Adelheid Duvanel, La Correspondante

La Correspondante est le dernier livre publié du vivant d’Adelheid Duvanel. Inédit en français, se retrouve, avec une force et une précision sans pareil, tout ce qui constitue la voix si singulière de l’autrice suisse : son attention aux perceptions ténues, au hors-champ, aux situations d’exclusion et aux personnages en marge, mais aussi le souffle d’un monde foisonnant d’images et traversé par le vent, la brume, le soleil, les plantes et les animaux.
La brièveté de ses textes et leur originalité, les circonstances de sa disparition et le temps passé en clinique psychiatrique rapprochent Adelheid Duvanel de Robert Walser et Kafka. comme eux, elle est capable d’instaurer un étrange quotidien en un minimum de mots et ses œuvres narratives sont parmi les plus imposantes du XXe siècle.

Ces courts récits sont comme les éclats condensés de vies anonymes et secrètes. Ils en explorent les mystères, l’univers vibrant de craintes et de désirs.
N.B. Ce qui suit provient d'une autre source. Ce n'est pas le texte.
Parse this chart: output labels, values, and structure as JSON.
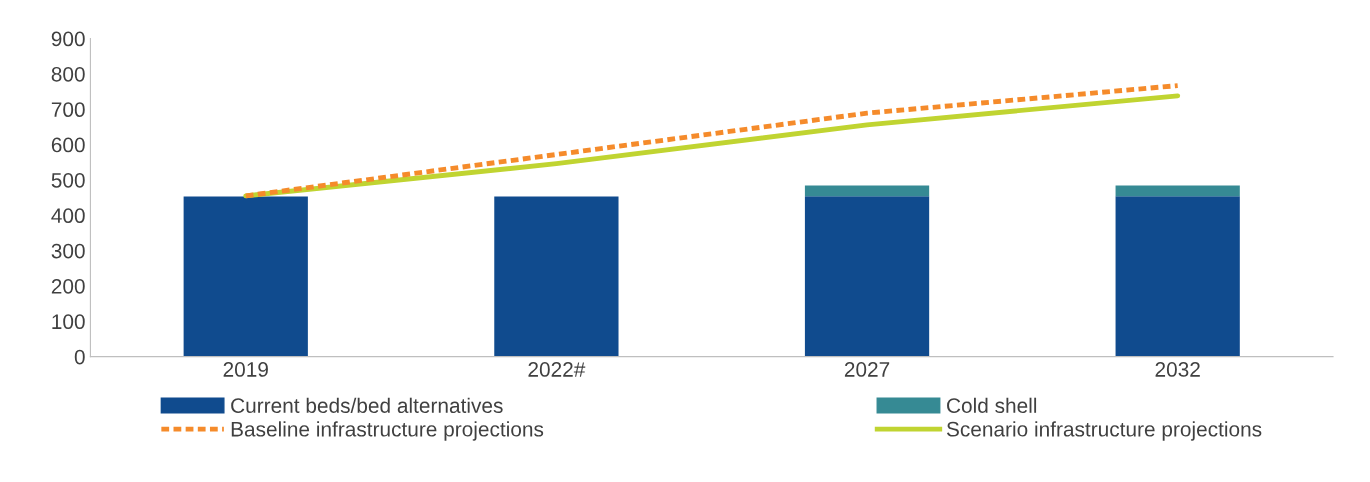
{
  "chart_data": {
    "type": "bar",
    "stacked": true,
    "categories": [
      "2019",
      "2022#",
      "2027",
      "2032"
    ],
    "series": [
      {
        "name": "Current beds/bed alternatives",
        "color": "#104b8e",
        "values": [
          453,
          453,
          454,
          454
        ]
      },
      {
        "name": "Cold shell",
        "color": "#368a94",
        "values": [
          0,
          0,
          30,
          30
        ]
      },
      {
        "name": "Baseline infrastructure projections",
        "type": "line",
        "line_style": "dashed",
        "color": "#f58b2b",
        "values": [
          455,
          572,
          689,
          767
        ]
      },
      {
        "name": "Scenario infrastructure projections",
        "type": "line",
        "line_style": "solid",
        "color": "#c0d431",
        "values": [
          455,
          546,
          656,
          738
        ]
      }
    ],
    "ylim": [
      0,
      900
    ],
    "yticks": [
      0,
      100,
      200,
      300,
      400,
      500,
      600,
      700,
      800,
      900
    ],
    "grid": false,
    "legend": "bottom"
  }
}
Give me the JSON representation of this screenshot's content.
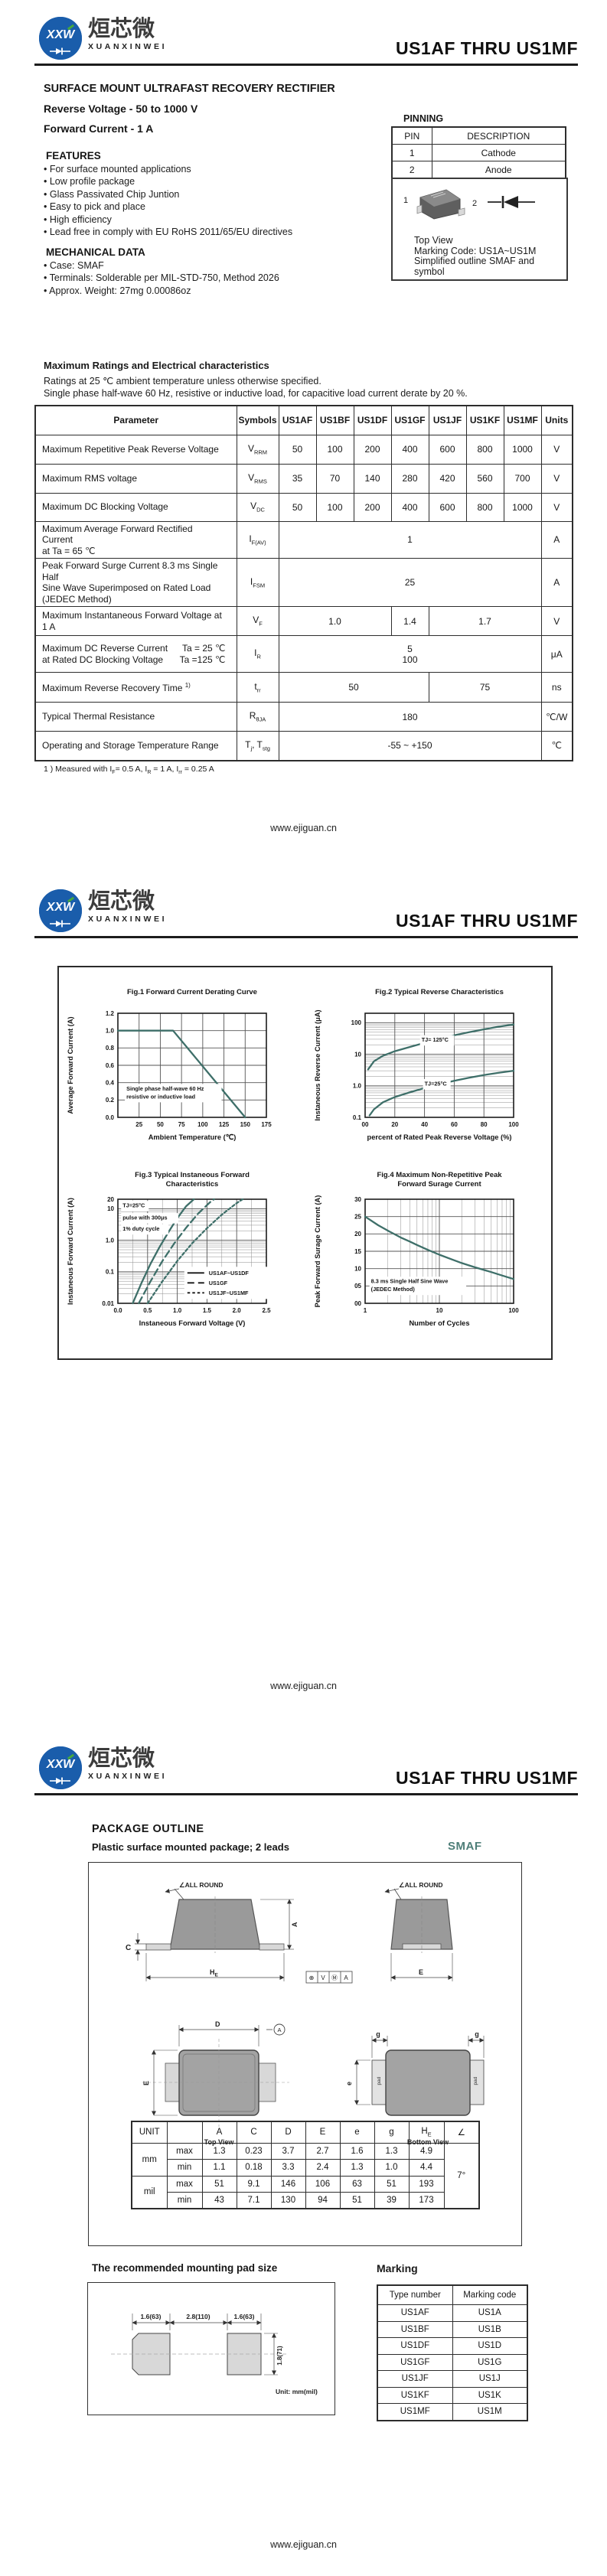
{
  "brand": {
    "logo_monogram": "XXW",
    "logo_cn": "烜芯微",
    "logo_en": "XUANXINWEI",
    "website": "www.ejiguan.cn"
  },
  "doc": {
    "title": "US1AF  THRU  US1MF",
    "subtitle": "SURFACE MOUNT ULTRAFAST RECOVERY RECTIFIER",
    "reverse_voltage": "Reverse Voltage - 50 to 1000 V",
    "forward_current": "Forward Current - 1 A"
  },
  "features": {
    "heading": "FEATURES",
    "items": [
      "For surface mounted applications",
      "Low profile package",
      "Glass Passivated Chip Juntion",
      "Easy to pick and place",
      "High efficiency",
      "Lead free in comply with EU RoHS 2011/65/EU directives"
    ]
  },
  "mechanical": {
    "heading": "MECHANICAL DATA",
    "items": [
      "Case: SMAF",
      "Terminals: Solderable per MIL-STD-750, Method 2026",
      "Approx. Weight: 27mg  0.00086oz"
    ]
  },
  "pinning": {
    "heading": "PINNING",
    "headers": [
      "PIN",
      "DESCRIPTION"
    ],
    "rows": [
      [
        "1",
        "Cathode"
      ],
      [
        "2",
        "Anode"
      ]
    ]
  },
  "outline_note": {
    "pin1": "1",
    "pin2": "2",
    "lines": [
      "Top View",
      "Marking Code: US1A~US1M",
      "Simplified outline SMAF and symbol"
    ]
  },
  "ratings": {
    "heading": "Maximum Ratings and Electrical characteristics",
    "note1": "Ratings at 25 ℃ ambient temperature unless otherwise specified.",
    "note2": "Single phase half-wave 60 Hz, resistive or inductive load, for capacitive load current derate by 20 %.",
    "headers": [
      "Parameter",
      "Symbols",
      "US1AF",
      "US1BF",
      "US1DF",
      "US1GF",
      "US1JF",
      "US1KF",
      "US1MF",
      "Units"
    ],
    "rows": [
      {
        "h": 38,
        "param": [
          {
            "t": "Maximum Repetitive Peak Reverse Voltage"
          }
        ],
        "sym": [
          {
            "m": "V",
            "s": "RRM"
          }
        ],
        "cells": [
          {
            "v": "50"
          },
          {
            "v": "100"
          },
          {
            "v": "200"
          },
          {
            "v": "400"
          },
          {
            "v": "600"
          },
          {
            "v": "800"
          },
          {
            "v": "1000"
          }
        ],
        "unit": "V"
      },
      {
        "h": 38,
        "param": [
          {
            "t": "Maximum RMS voltage"
          }
        ],
        "sym": [
          {
            "m": "V",
            "s": "RMS"
          }
        ],
        "cells": [
          {
            "v": "35"
          },
          {
            "v": "70"
          },
          {
            "v": "140"
          },
          {
            "v": "280"
          },
          {
            "v": "420"
          },
          {
            "v": "560"
          },
          {
            "v": "700"
          }
        ],
        "unit": "V"
      },
      {
        "h": 37,
        "param": [
          {
            "t": "Maximum DC Blocking Voltage"
          }
        ],
        "sym": [
          {
            "m": "V",
            "s": "DC"
          }
        ],
        "cells": [
          {
            "v": "50"
          },
          {
            "v": "100"
          },
          {
            "v": "200"
          },
          {
            "v": "400"
          },
          {
            "v": "600"
          },
          {
            "v": "800"
          },
          {
            "v": "1000"
          }
        ],
        "unit": "V"
      },
      {
        "h": 42,
        "param": [
          {
            "t": "Maximum Average Forward Rectified Current"
          },
          {
            "t": "at Ta = 65 ℃"
          }
        ],
        "sym": [
          {
            "m": "I",
            "s": "F(AV)"
          }
        ],
        "cells": [
          {
            "v": "1",
            "span": 7
          }
        ],
        "unit": "A"
      },
      {
        "h": 60,
        "param": [
          {
            "t": "Peak Forward Surge Current 8.3 ms Single Half"
          },
          {
            "t": "Sine Wave Superimposed on Rated Load"
          },
          {
            "t": "(JEDEC Method)"
          }
        ],
        "sym": [
          {
            "m": "I",
            "s": "FSM"
          }
        ],
        "cells": [
          {
            "v": "25",
            "span": 7
          }
        ],
        "unit": "A"
      },
      {
        "h": 38,
        "param": [
          {
            "t": "Maximum Instantaneous Forward Voltage at 1 A"
          }
        ],
        "sym": [
          {
            "m": "V",
            "s": "F"
          }
        ],
        "cells": [
          {
            "v": "1.0",
            "span": 3
          },
          {
            "v": "1.4",
            "span": 1
          },
          {
            "v": "1.7",
            "span": 3
          }
        ],
        "unit": "V"
      },
      {
        "h": 48,
        "param": [
          {
            "t": "Maximum DC Reverse Current",
            "c": "Ta = 25 ℃"
          },
          {
            "t": "at Rated DC Blocking Voltage",
            "c": "Ta =125 ℃"
          }
        ],
        "sym": [
          {
            "m": "I",
            "s": "R"
          }
        ],
        "cells": [
          {
            "v": "5\n100",
            "span": 7
          }
        ],
        "unit": "μA"
      },
      {
        "h": 39,
        "param": [
          {
            "t": "Maximum Reverse Recovery Time ",
            "sup": "1)"
          }
        ],
        "sym": [
          {
            "m": "t",
            "s": "rr"
          }
        ],
        "cells": [
          {
            "v": "50",
            "span": 4
          },
          {
            "v": "75",
            "span": 3
          }
        ],
        "unit": "ns"
      },
      {
        "h": 38,
        "param": [
          {
            "t": "Typical Thermal Resistance"
          }
        ],
        "sym": [
          {
            "m": "R",
            "s": "θJA"
          }
        ],
        "cells": [
          {
            "v": "180",
            "span": 7
          }
        ],
        "unit": "℃/W"
      },
      {
        "h": 38,
        "param": [
          {
            "t": "Operating and Storage Temperature Range"
          }
        ],
        "sym": [
          {
            "m": "T",
            "s": "j"
          },
          {
            "m": ", T",
            "s": "stg"
          }
        ],
        "cells": [
          {
            "v": "-55 ~ +150",
            "span": 7
          }
        ],
        "unit": "℃"
      }
    ],
    "footnote_parts": [
      {
        "t": "1 ) Measured with I"
      },
      {
        "s": "F"
      },
      {
        "t": "= 0.5 A, I"
      },
      {
        "s": "R"
      },
      {
        "t": " = 1 A, I"
      },
      {
        "s": "rr"
      },
      {
        "t": " = 0.25 A"
      }
    ]
  },
  "package": {
    "heading": "PACKAGE  OUTLINE",
    "subheading": "Plastic surface mounted package; 2 leads",
    "case": "SMAF",
    "labels": {
      "all_round": "∠ALL ROUND",
      "A": "A",
      "C": "C",
      "D": "D",
      "E": "E",
      "e": "e",
      "g": "g",
      "he_main": "H",
      "he_sub": "E",
      "pad": "pad",
      "top_view": "Top View",
      "bottom_view": "Bottom View",
      "datum": [
        "⊕",
        "V",
        "Ⓜ",
        "A"
      ],
      "datum_ref": "A"
    },
    "dim_table": {
      "headers": [
        "UNIT",
        "",
        "A",
        "C",
        "D",
        "E",
        "e",
        "g",
        "H_E",
        "∠"
      ],
      "unit_mm": "mm",
      "unit_mil": "mil",
      "max": "max",
      "min": "min",
      "rows_mm": [
        [
          "1.3",
          "0.23",
          "3.7",
          "2.7",
          "1.6",
          "1.3",
          "4.9"
        ],
        [
          "1.1",
          "0.18",
          "3.3",
          "2.4",
          "1.3",
          "1.0",
          "4.4"
        ]
      ],
      "rows_mil": [
        [
          "51",
          "9.1",
          "146",
          "106",
          "63",
          "51",
          "193"
        ],
        [
          "43",
          "7.1",
          "130",
          "94",
          "51",
          "39",
          "173"
        ]
      ],
      "angle": "7°"
    }
  },
  "pad_size": {
    "heading": "The recommended mounting pad size",
    "dim_left": "1.6(63)",
    "dim_center": "2.8(110)",
    "dim_right": "1.6(63)",
    "dim_height": "1.8(71)",
    "unit_note": "Unit:  mm(mil)"
  },
  "marking": {
    "heading": "Marking",
    "headers": [
      "Type number",
      "Marking code"
    ],
    "rows": [
      [
        "US1AF",
        "US1A"
      ],
      [
        "US1BF",
        "US1B"
      ],
      [
        "US1DF",
        "US1D"
      ],
      [
        "US1GF",
        "US1G"
      ],
      [
        "US1JF",
        "US1J"
      ],
      [
        "US1KF",
        "US1K"
      ],
      [
        "US1MF",
        "US1M"
      ]
    ]
  },
  "colors": {
    "curve": "#3E6F69",
    "accent_blue": "#1a5dab",
    "smaf_teal": "#4e7e78"
  },
  "chart_data": [
    {
      "id": "fig1",
      "type": "line",
      "title_lines": [
        "Fig.1  Forward Current Derating Curve"
      ],
      "xlabel": "Ambient Temperature (℃)",
      "ylabel": "Average Forward Current  (A)",
      "x": {
        "scale": "linear",
        "min": 0,
        "max": 175,
        "ticks": [
          25,
          50,
          75,
          100,
          125,
          150,
          175
        ],
        "tick_labels": [
          "25",
          "50",
          "75",
          "100",
          "125",
          "150",
          "175"
        ]
      },
      "y": {
        "scale": "linear",
        "min": 0,
        "max": 1.2,
        "ticks": [
          0,
          0.2,
          0.4,
          0.6,
          0.8,
          1.0,
          1.2
        ],
        "tick_labels": [
          "0.0",
          "0.2",
          "0.4",
          "0.6",
          "0.8",
          "1.0",
          "1.2"
        ]
      },
      "series": [
        {
          "name": "derating",
          "dash": "solid",
          "points": [
            [
              0,
              1.0
            ],
            [
              65,
              1.0
            ],
            [
              150,
              0
            ]
          ]
        }
      ],
      "annotations": [
        {
          "x": 10,
          "y": 0.31,
          "lines": [
            "Single phase half-wave 60 Hz",
            "resistive or inductive load"
          ]
        }
      ]
    },
    {
      "id": "fig2",
      "type": "line",
      "title_lines": [
        "Fig.2  Typical Reverse Characteristics"
      ],
      "xlabel": "percent of Rated Peak Reverse Voltage (%)",
      "ylabel": "Instaneous Reverse Current (μA)",
      "x": {
        "scale": "linear",
        "min": 0,
        "max": 100,
        "ticks": [
          0,
          20,
          40,
          60,
          80,
          100
        ],
        "tick_labels": [
          "00",
          "20",
          "40",
          "60",
          "80",
          "100"
        ]
      },
      "y": {
        "scale": "log",
        "min": 0.1,
        "max": 200,
        "ticks": [
          0.1,
          1,
          10,
          100
        ],
        "tick_labels": [
          "0.1",
          "1.0",
          "10",
          "100"
        ]
      },
      "series": [
        {
          "name": "TJ=125°C",
          "dash": "solid",
          "points": [
            [
              2,
              3.3
            ],
            [
              6,
              6
            ],
            [
              12,
              9
            ],
            [
              20,
              12.5
            ],
            [
              30,
              17
            ],
            [
              40,
              23
            ],
            [
              50,
              30
            ],
            [
              60,
              40
            ],
            [
              70,
              50
            ],
            [
              80,
              62
            ],
            [
              90,
              75
            ],
            [
              100,
              88
            ]
          ]
        },
        {
          "name": "TJ=25°C",
          "dash": "solid",
          "points": [
            [
              3,
              0.115
            ],
            [
              6,
              0.18
            ],
            [
              12,
              0.3
            ],
            [
              20,
              0.44
            ],
            [
              30,
              0.62
            ],
            [
              40,
              0.85
            ],
            [
              50,
              1.12
            ],
            [
              60,
              1.45
            ],
            [
              70,
              1.8
            ],
            [
              80,
              2.2
            ],
            [
              90,
              2.6
            ],
            [
              100,
              3.0
            ]
          ]
        }
      ],
      "annotations": [
        {
          "x": 38,
          "y": 25,
          "lines": [
            "TJ= 125°C"
          ]
        },
        {
          "x": 40,
          "y": 1.02,
          "lines": [
            "TJ=25°C"
          ]
        }
      ]
    },
    {
      "id": "fig3",
      "type": "line",
      "title_lines": [
        "Fig.3  Typical Instaneous Forward",
        "Characteristics"
      ],
      "xlabel": "Instaneous Forward Voltage (V)",
      "ylabel": "Instaneous Forward Current (A)",
      "x": {
        "scale": "linear",
        "min": 0,
        "max": 2.5,
        "ticks": [
          0,
          0.5,
          1.0,
          1.5,
          2.0,
          2.5
        ],
        "tick_labels": [
          "0.0",
          "0.5",
          "1.0",
          "1.5",
          "2.0",
          "2.5"
        ],
        "minor_step": 0.25
      },
      "y": {
        "scale": "log",
        "min": 0.01,
        "max": 20,
        "ticks": [
          0.01,
          0.1,
          1,
          10,
          20
        ],
        "tick_labels": [
          "0.01",
          "0.1",
          "1.0",
          "10",
          "20"
        ]
      },
      "series": [
        {
          "name": "US1AF~US1DF",
          "dash": "solid",
          "points": [
            [
              0.25,
              0.01
            ],
            [
              0.4,
              0.045
            ],
            [
              0.55,
              0.18
            ],
            [
              0.7,
              0.6
            ],
            [
              0.85,
              1.8
            ],
            [
              1.0,
              5
            ],
            [
              1.15,
              12
            ],
            [
              1.28,
              20
            ]
          ]
        },
        {
          "name": "US1GF",
          "dash": "long",
          "points": [
            [
              0.35,
              0.01
            ],
            [
              0.55,
              0.05
            ],
            [
              0.75,
              0.22
            ],
            [
              0.95,
              0.8
            ],
            [
              1.15,
              2.5
            ],
            [
              1.35,
              7
            ],
            [
              1.55,
              16
            ],
            [
              1.62,
              20
            ]
          ]
        },
        {
          "name": "US1JF~US1MF",
          "dash": "short",
          "points": [
            [
              0.5,
              0.01
            ],
            [
              0.75,
              0.05
            ],
            [
              1.0,
              0.22
            ],
            [
              1.25,
              0.8
            ],
            [
              1.5,
              2.4
            ],
            [
              1.75,
              6.5
            ],
            [
              2.0,
              15
            ],
            [
              2.1,
              20
            ]
          ]
        }
      ],
      "annotations": [
        {
          "x": 0.08,
          "y": 11,
          "lines": [
            "TJ=25°C"
          ]
        },
        {
          "x": 0.08,
          "y": 4.5,
          "lines": [
            "pulse with 300μs"
          ]
        },
        {
          "x": 0.08,
          "y": 2.0,
          "lines": [
            "1% duty cycle"
          ]
        }
      ],
      "legend": {
        "x": 1.17,
        "y": 0.115,
        "entries": [
          {
            "dash": "solid",
            "label": "US1AF~US1DF"
          },
          {
            "dash": "long",
            "label": "US1GF"
          },
          {
            "dash": "short",
            "label": "US1JF~US1MF"
          }
        ]
      }
    },
    {
      "id": "fig4",
      "type": "line",
      "title_lines": [
        "Fig.4  Maximum Non-Repetitive Peak",
        "Forward Surage Current"
      ],
      "xlabel": "Number of Cycles",
      "ylabel": "Peak Forward Surage Current (A)",
      "x": {
        "scale": "log",
        "min": 1,
        "max": 100,
        "ticks": [
          1,
          10,
          100
        ],
        "tick_labels": [
          "1",
          "10",
          "100"
        ]
      },
      "y": {
        "scale": "linear",
        "min": 0,
        "max": 30,
        "ticks": [
          0,
          5,
          10,
          15,
          20,
          25,
          30
        ],
        "tick_labels": [
          "00",
          "05",
          "10",
          "15",
          "20",
          "25",
          "30"
        ]
      },
      "series": [
        {
          "name": "surge",
          "dash": "solid",
          "points": [
            [
              1,
              25
            ],
            [
              1.5,
              22.5
            ],
            [
              2,
              21
            ],
            [
              3,
              19
            ],
            [
              4,
              17.8
            ],
            [
              5,
              16.8
            ],
            [
              7,
              15.4
            ],
            [
              10,
              14
            ],
            [
              15,
              12.6
            ],
            [
              20,
              11.6
            ],
            [
              30,
              10.4
            ],
            [
              50,
              9
            ],
            [
              70,
              8
            ],
            [
              100,
              7
            ]
          ]
        }
      ],
      "annotations": [
        {
          "x": 1.2,
          "y": 5.8,
          "lines": [
            "8.3 ms Single Half Sine Wave",
            "(JEDEC Method)"
          ]
        }
      ]
    }
  ]
}
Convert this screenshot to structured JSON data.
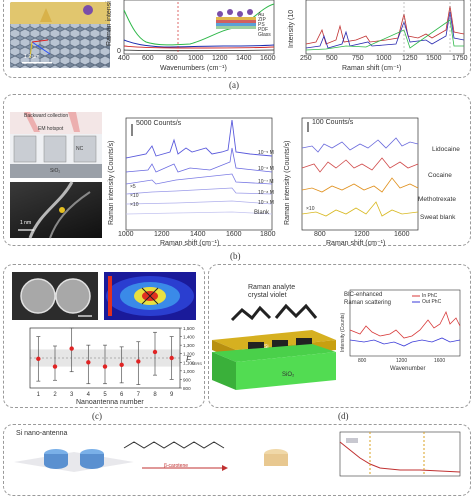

À la frontière du rêve, l’écriture sobre et intense d’Adelheid Duvanel reste étrangère au monde : « Dans ma tête, je suis encore et toujours dans le train ; le paysage défile à hauteur de mon œil droit : la forêt rend le brouillard encore plus sombre. Parfois, dans un virage, je vois la tête du train qui s’éloigne en sifflant. Un garçon avec une cage à oiseau dans laquelle se trouve un serpent me regarde.»

La Correspondante n’est plus la figure privilégiée et quasi exclusive du recueil. Se retrouve surtout le motif emblématique de l’autrice : la dichotomie intérieur/extérieur, souvent matérialisée par le verre (vitre, fenêtre, lunettes embuées), à la fois transparence et obstacle. Se retrouve, là encore, la présence des éléments qui traversent son livre : le foisonnement d’images à forte coloration anthropomorphique. Dans cet archipel d’un tel livre qui gravite autour d’un astre noir qui serait « le droit d’être inapte à la vie » et qui trouva là son délai de grâce.

jean-paul gavard-perret

Adelheid Duvanel, La Correspondante, traduction Catherine Fagnot, José Corti, Paris, 2025 – 17,00 €.